The decision not to carry emergency drugs on domiciliary visits may be partly explained by the lack of confidence reported by many dentists in their ability to administer any of the recommended emergency drugs, despite 96% of them having attended CPR training in the previous three years. This implies that the training in emergency procedures provided for dentists may be neither frequent nor comprehensive enough.

There is also cause for concern regarding infection control through the safe transport and disposal of contaminated waste and sharps. For example, only 26% of respondents in this survey used a sharps box when performing clinical procedures on a domiciliary visit, and the majority of GDPs relied on polythene bags. The British Society for Disability and Oral Health has published Guidelines and Recommendations on the Development of Standards for Domiciliary Dental Care Services,10 for which they are to be commended.
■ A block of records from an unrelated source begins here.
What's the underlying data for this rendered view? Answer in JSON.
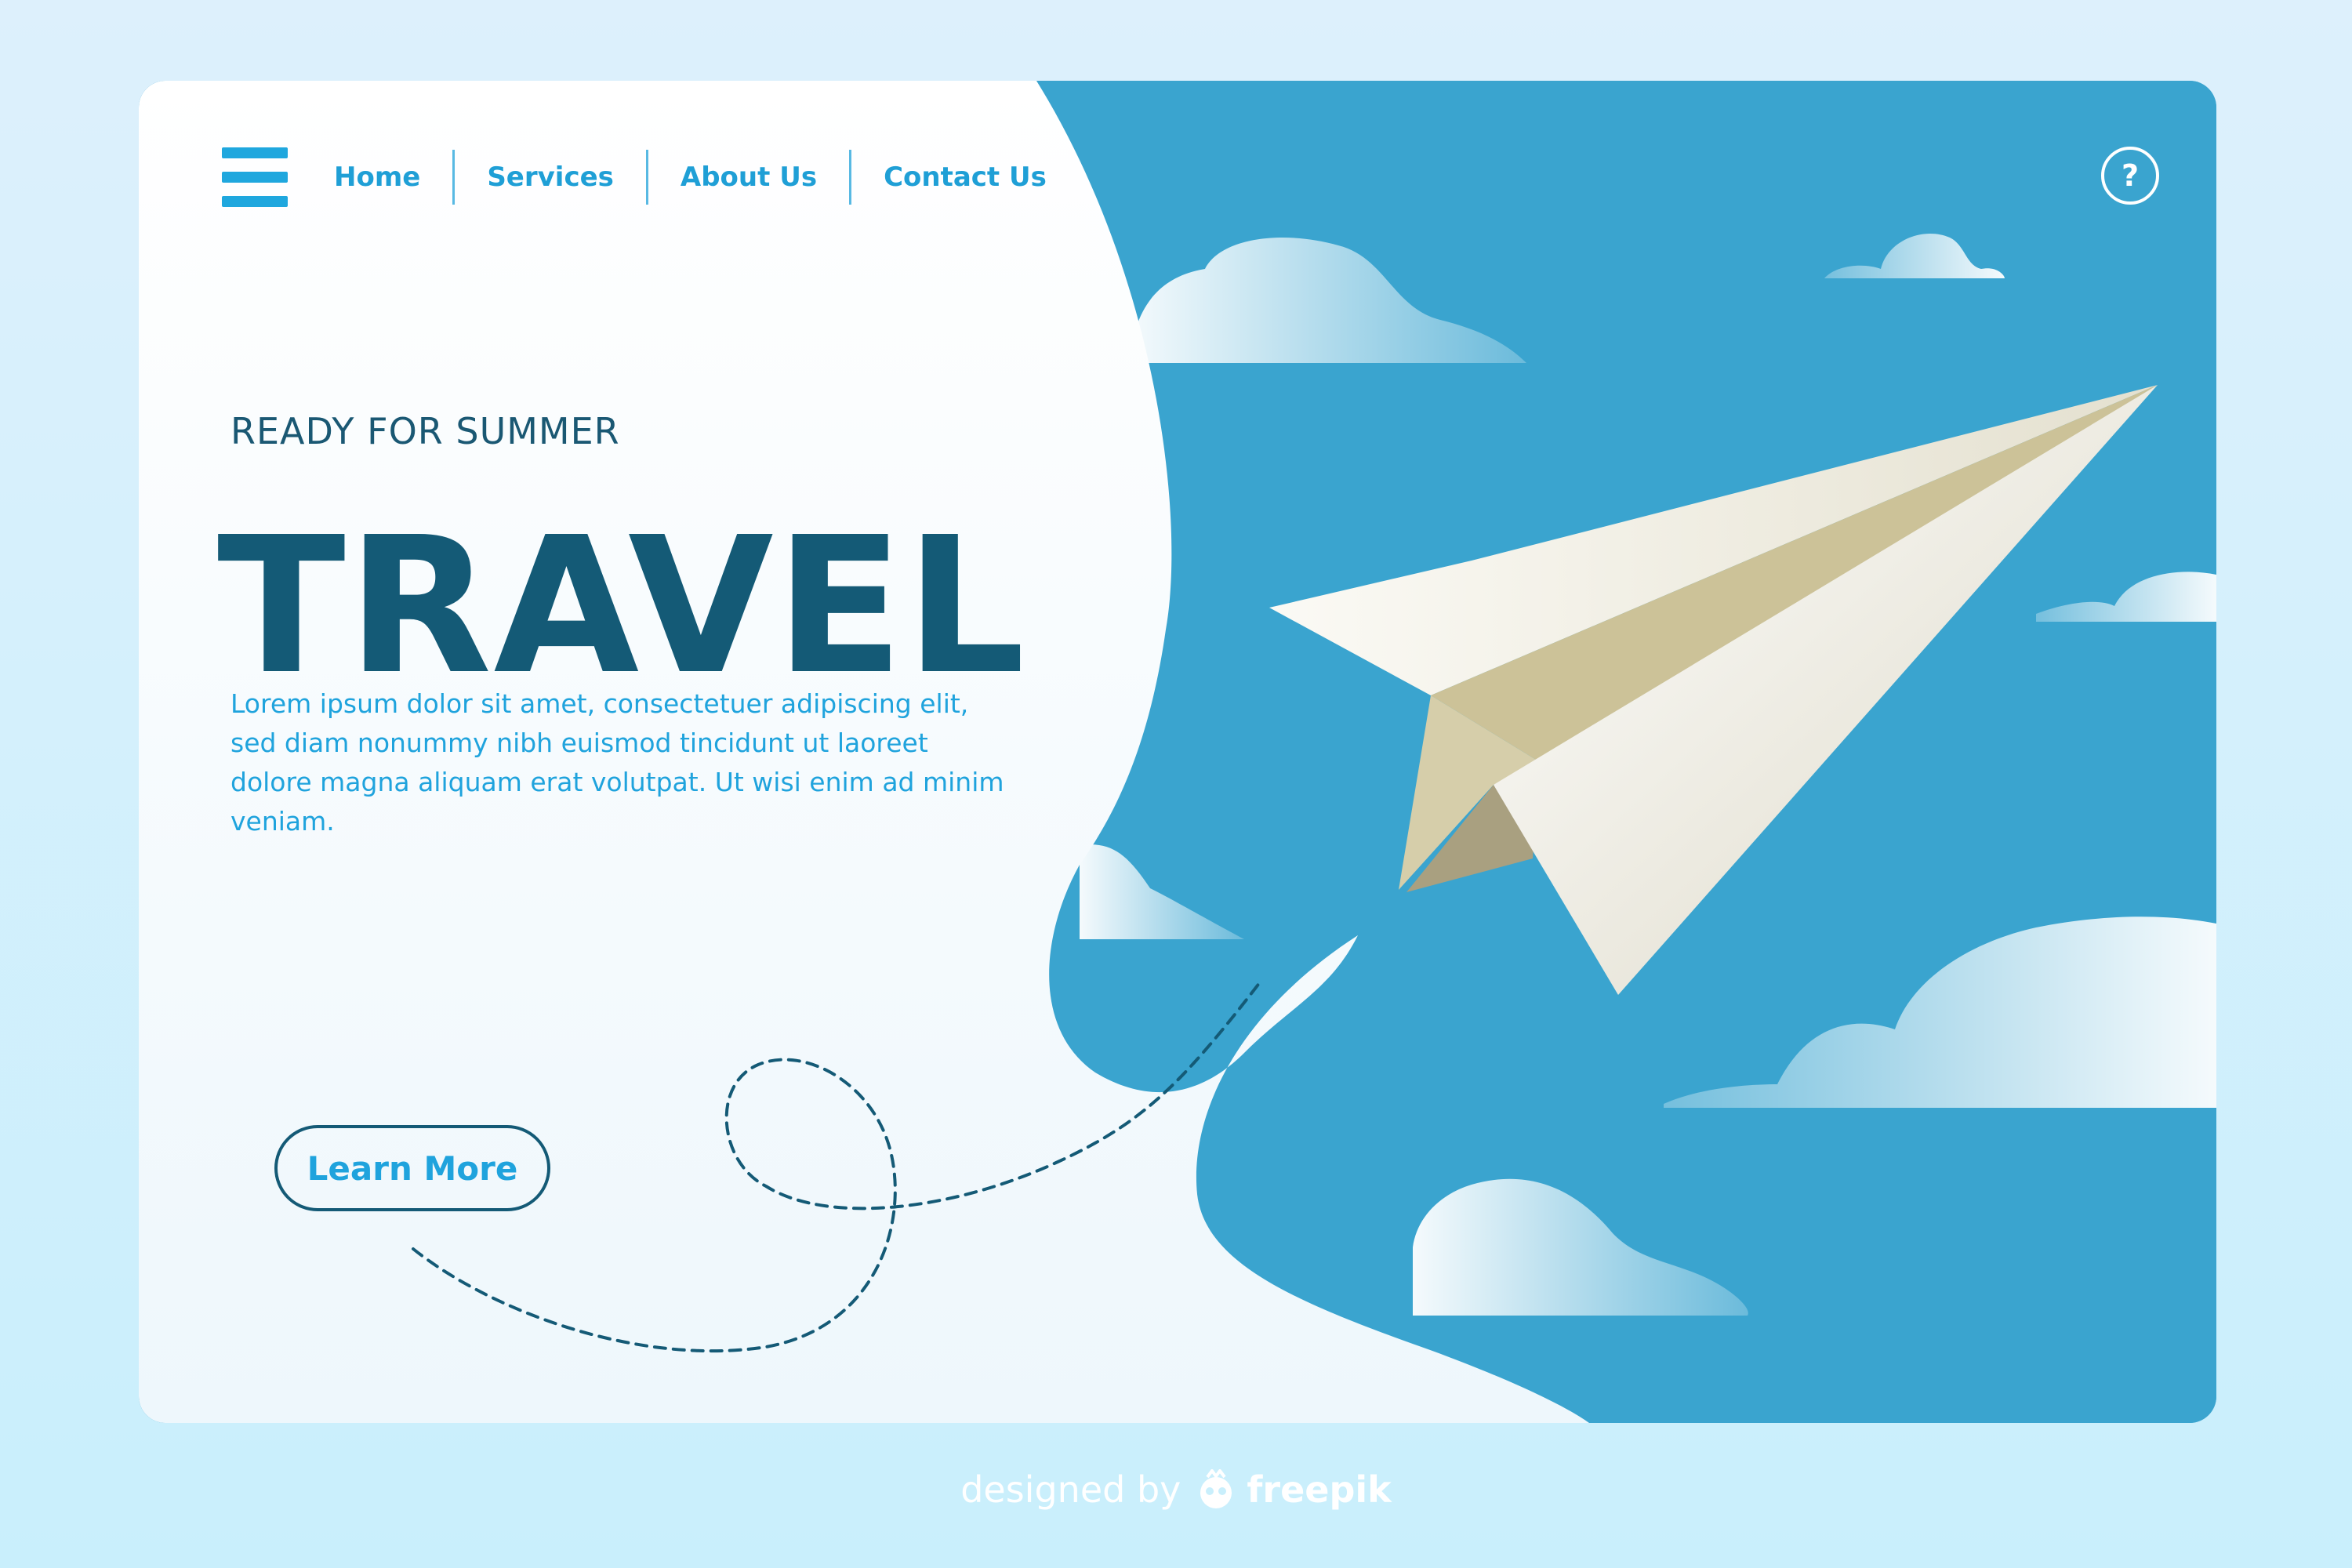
{
  "nav": {
    "menu_icon": "hamburger-icon",
    "items": [
      {
        "label": "Home"
      },
      {
        "label": "Services"
      },
      {
        "label": "About Us"
      },
      {
        "label": "Contact Us"
      }
    ]
  },
  "help": {
    "label": "?",
    "icon": "help-icon"
  },
  "hero": {
    "eyebrow": "READY FOR SUMMER",
    "title": "TRAVEL",
    "body": "Lorem ipsum dolor sit amet, consectetuer adipiscing elit, sed diam nonummy nibh euismod tincidunt ut laoreet dolore magna aliquam erat volutpat. Ut wisi enim ad minim veniam.",
    "cta_label": "Learn More"
  },
  "illustration": {
    "subject": "paper-plane-icon",
    "extras": [
      "cloud-icon",
      "dashed-flight-path"
    ]
  },
  "credit": {
    "prefix": "designed by",
    "brand": "freepik",
    "icon": "freepik-logo-icon"
  },
  "colors": {
    "page_background": "#d6effc",
    "panel_background": "#f4fafd",
    "sky": "#3aa4cf",
    "title": "#145a76",
    "accent": "#1fa3dd",
    "paper_plane": "#d6ceaa",
    "cloud": "#cfe9f4"
  }
}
However, there are currently no published guidelines available that advise specifically on infection control issues arising within a domiciliary dental care setting. Nevertheless, there are other generic standards relevant to all health care professionals which detail safe methods for transport, carriage and disposal of clinical waste, used instruments and contaminated sharps generated outwith clinical areas.11 For GDPs, financial considerations may be an important factor, and should be taken into account when planning future service development.
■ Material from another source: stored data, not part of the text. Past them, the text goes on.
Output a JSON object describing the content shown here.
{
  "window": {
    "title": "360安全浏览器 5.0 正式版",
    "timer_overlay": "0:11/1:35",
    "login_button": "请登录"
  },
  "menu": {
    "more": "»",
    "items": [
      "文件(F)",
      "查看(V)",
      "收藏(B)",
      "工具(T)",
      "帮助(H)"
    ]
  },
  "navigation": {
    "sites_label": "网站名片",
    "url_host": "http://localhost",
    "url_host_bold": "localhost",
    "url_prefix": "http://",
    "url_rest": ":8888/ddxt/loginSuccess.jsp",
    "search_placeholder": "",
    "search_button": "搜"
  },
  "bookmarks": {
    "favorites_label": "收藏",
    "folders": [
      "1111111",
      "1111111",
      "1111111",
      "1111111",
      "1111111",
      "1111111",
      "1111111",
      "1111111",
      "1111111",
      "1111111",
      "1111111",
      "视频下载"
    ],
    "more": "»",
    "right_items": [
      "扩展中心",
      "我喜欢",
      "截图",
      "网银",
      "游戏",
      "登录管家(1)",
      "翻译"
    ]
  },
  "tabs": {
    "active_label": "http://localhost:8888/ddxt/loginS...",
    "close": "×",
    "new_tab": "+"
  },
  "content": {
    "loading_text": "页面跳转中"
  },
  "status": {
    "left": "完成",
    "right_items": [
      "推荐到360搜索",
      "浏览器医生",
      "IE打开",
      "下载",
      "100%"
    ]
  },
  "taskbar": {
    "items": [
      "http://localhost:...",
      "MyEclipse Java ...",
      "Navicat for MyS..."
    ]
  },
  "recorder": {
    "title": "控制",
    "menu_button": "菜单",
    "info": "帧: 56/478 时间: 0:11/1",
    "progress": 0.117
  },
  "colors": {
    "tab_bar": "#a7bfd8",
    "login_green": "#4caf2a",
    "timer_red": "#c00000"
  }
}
Many responding dentists specifically requested training in control of infection and other health and safety issues relevant to a domiciliary setting, both for themselves and their staff. They were aware that it is their responsibility to take appropriate precautions to protect their patients and other members of the dental team from the risk of cross-infection and other health risks. Multi-disciplinary training programmes to address these problems are urgently required at both postgraduate and undergraduate level.

Despite a gradually declining population in Scotland, the demand for domiciliary dental care is likely to continue to increase. The reasons for this include greater numbers of older people,3 their changing dental status12,13 and the increased numbers of people with special needs living in the community. The evidence provided by this study on why dentists, and in particular GDPs, do not provide domiciliary care may help to inform service planners. Inadequate resources, both in relation to time and money, were identified as major disincentives. However, clinical issues such as the standard of care that could be provided and infection control problems were also important, as was personal safety, particularly in urban areas. A significant minority of GDPs stated that they believed there was insufficient demand for domiciliary care amongst their patients. This may be due to a lack of perceived need for dental care by homebound patients, particularly the elderly, together with ignorance of the services which may be available.14,15

Changes suggested by those dentists currently providing domiciliary dental care may be equally relevant to the development of a service adequate for future needs. These included increased remuneration to facilitate time away from the practice, provision of suitable portable equipment, and training for all members of the dental team on a variety of health and safety issues, including emergency drug and CPR provision.

In summary, the provision of domiciliary dental care in Scotland remains problematic, particularly in relation to the nature of the service provided by GDPs. The increasing population of dependent dentate elderly will necessitate more dental care being provided in this manner in future. Service planning and development is urgently required, with training and financial incentives in place for GDPs, to allow a domiciliary dental service to be reached by all those whose age or infirmity preclude them from receiving treatment any other way.